Image courtesy of one of my first-grade classes. Yes, that’s a cinder block brick being supported by only toothpicks connected with pieces of gummy worms!
November 8 was National STEM/STEAM Day, and I got to spend it interacting with students from across Georgia who were showcasing their work at the Georgia Educational Technology Conference! It was inspiring, as you can probably imagine.
There is a big push for STEM (Science, Technology, Engineering, & Math) focused lessons in education, and more recently STEAM (STEM + the arts). When I first started to incorporate STEM activities, or at least what I thought qualified as STEM, I focused on science and math performance tasks that made use of educational technology. I guess you could call what I was doing as “STAM,” since I did incorporate art elements in my projects.

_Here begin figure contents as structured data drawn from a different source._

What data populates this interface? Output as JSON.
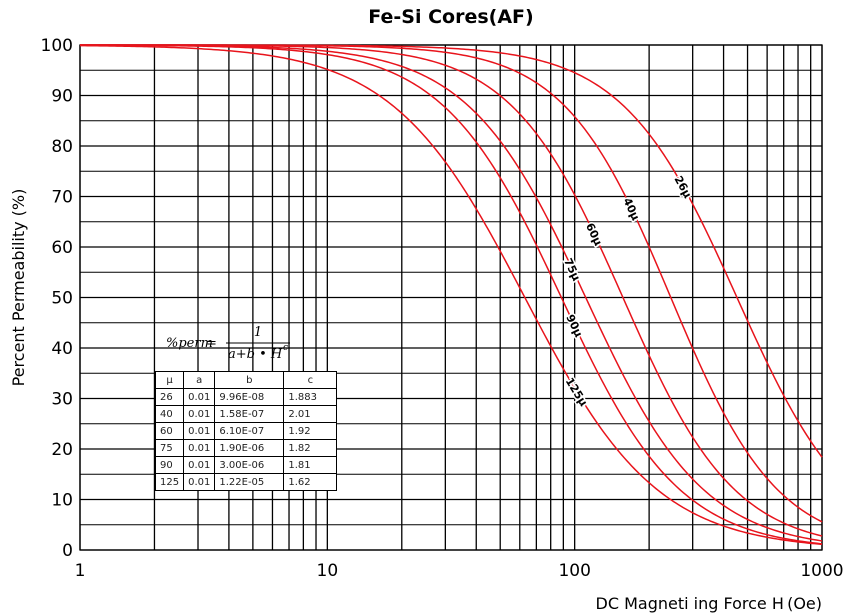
{
  "chart_data": {
    "type": "line",
    "title": "Fe-Si Cores(AF)",
    "xlabel": "DC Magneti  ing Force H (Oe)",
    "ylabel": "Percent Permeability (%)",
    "xscale": "log",
    "xlim": [
      1,
      1000
    ],
    "ylim": [
      0,
      100
    ],
    "x_ticks": [
      "1",
      "10",
      "100",
      "1000"
    ],
    "y_ticks": [
      "0",
      "10",
      "20",
      "30",
      "40",
      "50",
      "60",
      "70",
      "80",
      "90",
      "100"
    ],
    "grid": true,
    "formula": {
      "lhs": "%perm",
      "numerator": "1",
      "denominator": "a+b • H",
      "exponent": "c"
    },
    "table": {
      "headers": [
        "μ",
        "a",
        "b",
        "c"
      ],
      "rows": [
        [
          "26",
          "0.01",
          "9.96E-08",
          "1.883"
        ],
        [
          "40",
          "0.01",
          "1.58E-07",
          "2.01"
        ],
        [
          "60",
          "0.01",
          "6.10E-07",
          "1.92"
        ],
        [
          "75",
          "0.01",
          "1.90E-06",
          "1.82"
        ],
        [
          "90",
          "0.01",
          "3.00E-06",
          "1.81"
        ],
        [
          "125",
          "0.01",
          "1.22E-05",
          "1.62"
        ]
      ]
    },
    "series": [
      {
        "name": "26μ",
        "a": 0.01,
        "b": 9.96e-08,
        "c": 1.883,
        "label_x": 275
      },
      {
        "name": "40μ",
        "a": 0.01,
        "b": 1.58e-07,
        "c": 2.01,
        "label_x": 170
      },
      {
        "name": "60μ",
        "a": 0.01,
        "b": 6.1e-07,
        "c": 1.92,
        "label_x": 120
      },
      {
        "name": "75μ",
        "a": 0.01,
        "b": 1.9e-06,
        "c": 1.82,
        "label_x": 98
      },
      {
        "name": "90μ",
        "a": 0.01,
        "b": 3e-06,
        "c": 1.81,
        "label_x": 100
      },
      {
        "name": "125μ",
        "a": 0.01,
        "b": 1.22e-05,
        "c": 1.62,
        "label_x": 102
      }
    ],
    "line_color": "#e8141c"
  }
}
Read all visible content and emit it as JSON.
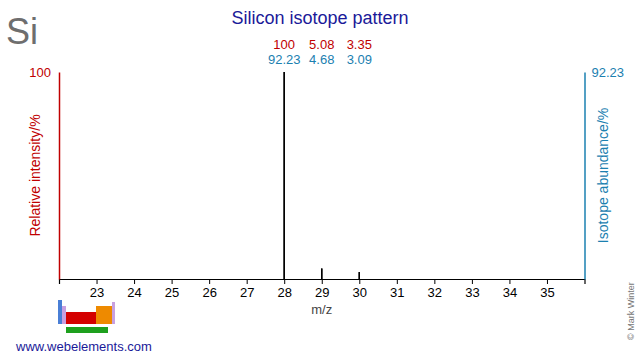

It didn’t take me long to realize that what I was doing, while very beneficial, wasn’t really STEM/STEAM. I fell victim to the misconception that engineering had to mean constructing some kind of 3D functioning model. I also had the misguided notion that technology meant digital technology. As I learned more about engineering, I began to understand that it wasn’t the construction part that I had to incorporate into my lessons, but rather the design process. There’s always a product, but it’s not always physical, and it’s truly never “finished.” I also became aware of the need for myself and others to take the definition of technology into consideration when talking about implementing it in our lessons. It doesn’t have to be digital. I now discuss with my students how technology is the inventing or innovating of something new that can be used to make our lives easier. So, really, technology and engineering go hand in hand.
So, it was exciting to see what STEM/STEAM activities some students have been doing in other schools. From coding robots to perform specific dance moves to building and programming circuit boards to perform a certain function, such as light a bulb or play a sound, to innovating ways to grow crops on Mars, students were engaged with these relatively new to education skills.